There’s plenty in the imaginary part of the update, but you can’t see it anyway.
Hey, this thing looks kind of familiar… It’s the extend-o-pack, with 4 4000mAh lithium polymer cells in place. No, they’re not shorting on eachother, despite the precarious appearance of the tabs.
The Deans connector cutout is a snug fit and should hold a female Deans in place firmly with some CA glue. I need to remember to undersize slots and holes for the LASER cutter by a few thousandths to account for its kerf (since it cuts on the line).
Here’s how it was built.
This is sacrificial vehicle #2, another junked scooter that was sitting around MITERS. I’m not sure if it’s an older generation or what, but there are quite a few structural differences compared to the new A3 model I’m converting. It’s certainly beefier in the folding joint (0.1″ formed steel plate!) and brake area, and there is more material in the chassis.

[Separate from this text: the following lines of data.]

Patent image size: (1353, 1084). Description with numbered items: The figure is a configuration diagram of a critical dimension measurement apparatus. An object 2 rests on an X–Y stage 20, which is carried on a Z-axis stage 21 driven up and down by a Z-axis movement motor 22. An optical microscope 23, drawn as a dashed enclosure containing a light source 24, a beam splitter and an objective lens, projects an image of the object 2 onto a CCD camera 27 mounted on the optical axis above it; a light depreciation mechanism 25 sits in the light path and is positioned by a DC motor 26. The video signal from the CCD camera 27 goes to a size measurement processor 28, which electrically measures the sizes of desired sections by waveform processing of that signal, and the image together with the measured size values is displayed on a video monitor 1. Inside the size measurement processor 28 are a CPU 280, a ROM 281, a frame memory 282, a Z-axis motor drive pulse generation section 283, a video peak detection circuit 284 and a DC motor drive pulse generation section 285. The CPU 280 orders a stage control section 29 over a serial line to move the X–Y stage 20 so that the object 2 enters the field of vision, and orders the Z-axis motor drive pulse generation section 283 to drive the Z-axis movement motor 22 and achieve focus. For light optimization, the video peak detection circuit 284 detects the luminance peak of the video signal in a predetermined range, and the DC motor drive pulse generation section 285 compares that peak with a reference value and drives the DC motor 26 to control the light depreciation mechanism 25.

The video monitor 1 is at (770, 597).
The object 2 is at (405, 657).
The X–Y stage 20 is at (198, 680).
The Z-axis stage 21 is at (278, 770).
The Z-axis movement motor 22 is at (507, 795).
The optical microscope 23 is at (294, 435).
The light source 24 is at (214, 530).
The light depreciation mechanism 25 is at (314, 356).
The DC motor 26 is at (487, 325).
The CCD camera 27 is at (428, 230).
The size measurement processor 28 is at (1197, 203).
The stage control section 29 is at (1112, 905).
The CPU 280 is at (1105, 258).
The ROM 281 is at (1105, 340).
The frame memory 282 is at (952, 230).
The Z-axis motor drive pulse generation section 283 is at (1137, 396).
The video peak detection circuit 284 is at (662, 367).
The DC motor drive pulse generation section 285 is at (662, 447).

Efficient re-engineering or corner-cutting?! The world may never know.
The plan is to cut a 12 inch segment out of the chassis and use it as the extend-o-pack body.
After a trip to the bandsaw, this was what remained. It was much like partitioning a fish for cooking – remove the tail, remove the head…
…and clean the middle. Oddly enough, with the parts that remain, I could make a very innovative vehicle.
Here, the side flanges that used to form the upper deck have been milled off, and in a previous unpictured operation, the mounting ear holes drilled.
It might have been better to mill with each flange facing upwards, since the cutting head is always at the same height as the vise above the table, but the vise might not be aligned with the table axis. I tried centering it in as well as I could, but across 12 inches of travel there was still .003-.005 of deviation, enough to have a flush-cut flange at one end but a very light remnant of it at the other.
Oh well, I’m not that good… yet.
After trimming the flanges off, I milled the remaining channel down to the design height of .606 inches, which is just enough to clear the two cells with some breathing space above. I did this in order to minimize the ground clearance hit – these things aren’t known for their great terrain ability, and I was only going to make it worse by sticking batteries under it.
Here’s one of the LASER cut acrylic endcaps installed. They are retained by some drops of CA wicked into the cracks between acrylic and aluminum and one screw on each side.
The waterjet-cut mounting ears have also been installed. It turns out I was off by exactly 2mm on the width of the channel, so dumping all 4 blocks in the same vise and running an endmill through at 1mm solved the problem and made it a slip fit onto the bottom of the chassis.
The other endcap with connector cutouts! On the right side is the last leg of the height-trimming cut where the milling cutter went Z-axis Tokyo Drift on me and ended up slipping lower. Oops. Crank the drawbar a bit harder next time?
And here it is installed. It actually looks quite elegant, with the exception of the other side where there is a small gap from the milling cutter slipping.
This whole assembly slides onto the chassis tube and the mounting screws grab the small flange on the underside to hold it in place. There’s lots of potential for “slide-on accessories”, actually.
So, with my Maxamps order on the way (two more cells to fill in the insides!) I need to get going and design the internal mounting structure. I suspect that it will also be a “slide-in” thing, but from the front – mounting via the four holes at the front.